As mentioned above, the Kentucky Supreme Court has recently declined to find that “pay-if-paid” provisions are against public policy. Superior Steel, Inc. v. Ascent at Roebling’s Bridge, LLC, Nos. 2015-SC-000204-DG, 2015-SC-000636-DG, 2015-SC-000635-DG, 2017 Ky. LEXIS 570, at *34-5 (Dec. 14, 2017).  However, the Sixth Circuit has been more reluctant to apply such provisions.  In Eagle Supply & Mfg., L.P. v. Bechtel Jacobs Co., LLC, 868 F.3d 423, 436 (6th Cir. 2017), the Court, applying Tennessee law, viewed  “pay-if-paid” provisions in a subcontract as being “practically” analogous to “pay-when-paid” provisions.  In making its decision, the Court referenced that Tennessee law disfavors such provisions and only enforces them when there “is clear language.” Id. To this end, the Court declined to enforce the “pay-if-paid” provisions because of their ambiguity. Id. at 437.  While Kentucky courts have found that similar provisions are not against public policy, Kentucky courts seemingly share sister states’ disapproval of ambiguous “pay-if-paid” provisions.  Thus, the holding in Eagle Supply & Mfg., L.P., further illustrates that these types of provisions should be drafted with clarity to avoid negative appellate scrutiny.   

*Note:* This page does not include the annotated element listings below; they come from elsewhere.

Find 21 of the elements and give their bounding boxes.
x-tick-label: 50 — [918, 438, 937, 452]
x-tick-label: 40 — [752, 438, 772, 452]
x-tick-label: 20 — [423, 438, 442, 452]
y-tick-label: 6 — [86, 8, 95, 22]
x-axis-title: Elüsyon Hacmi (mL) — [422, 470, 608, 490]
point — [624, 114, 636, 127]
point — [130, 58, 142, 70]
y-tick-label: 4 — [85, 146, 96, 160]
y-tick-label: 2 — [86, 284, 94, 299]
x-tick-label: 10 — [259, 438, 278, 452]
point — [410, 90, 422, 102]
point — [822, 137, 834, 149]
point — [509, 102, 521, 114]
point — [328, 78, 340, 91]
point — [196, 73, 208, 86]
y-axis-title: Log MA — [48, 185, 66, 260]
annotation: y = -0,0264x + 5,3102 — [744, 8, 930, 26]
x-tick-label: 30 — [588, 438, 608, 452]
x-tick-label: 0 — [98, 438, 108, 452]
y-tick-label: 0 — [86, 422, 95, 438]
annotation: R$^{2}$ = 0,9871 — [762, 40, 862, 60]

Kentucky federal courts have also refused to apply the economic loss rule to construction contract cases, stating that the Giddings & Lewis case (discussed in Section VIII(e)) was limited to claims related to the sale of products, not services.  Kamps, Inc. v. Mustang Aviation, Inc., No. 5:18-CV-430-REW, 2018 U.S. Dist. LEXIS 215681, *5-7 (E.D. Ky. Dec. 20, 2018); NS Transp. Brokerage Corp. v. Louisville Sealcoat Ventures, LLC, No. 3:12-CV-00766-JHM, 2015 U.S. Dist. LEXIS 28314, at *7, 13 (W.D. Ky. March 9, 2015).  This is despite the unpublished decision of the Kentucky Court of Appeals in Cincinnati Ins. Cos. v. Staggs & Fisher Consulting Engineers, Inc., Nos. 2008-CA-002395-MR & 2009-CA-001123-MR, 2013 Ky. App.  Unpub. LEXIS 227 (Ky. App. March 15, 2013).  In that case the court held that tort claims brought by the insurer of a subcontractor hired by the construction general contractor against the design contractor and subcontractor were prohibited by the economic loss rule and required dismissal because there was no privity between the parties and there was no personal injury or damage to property other than the constructed facility itself.  Id. at *8-9.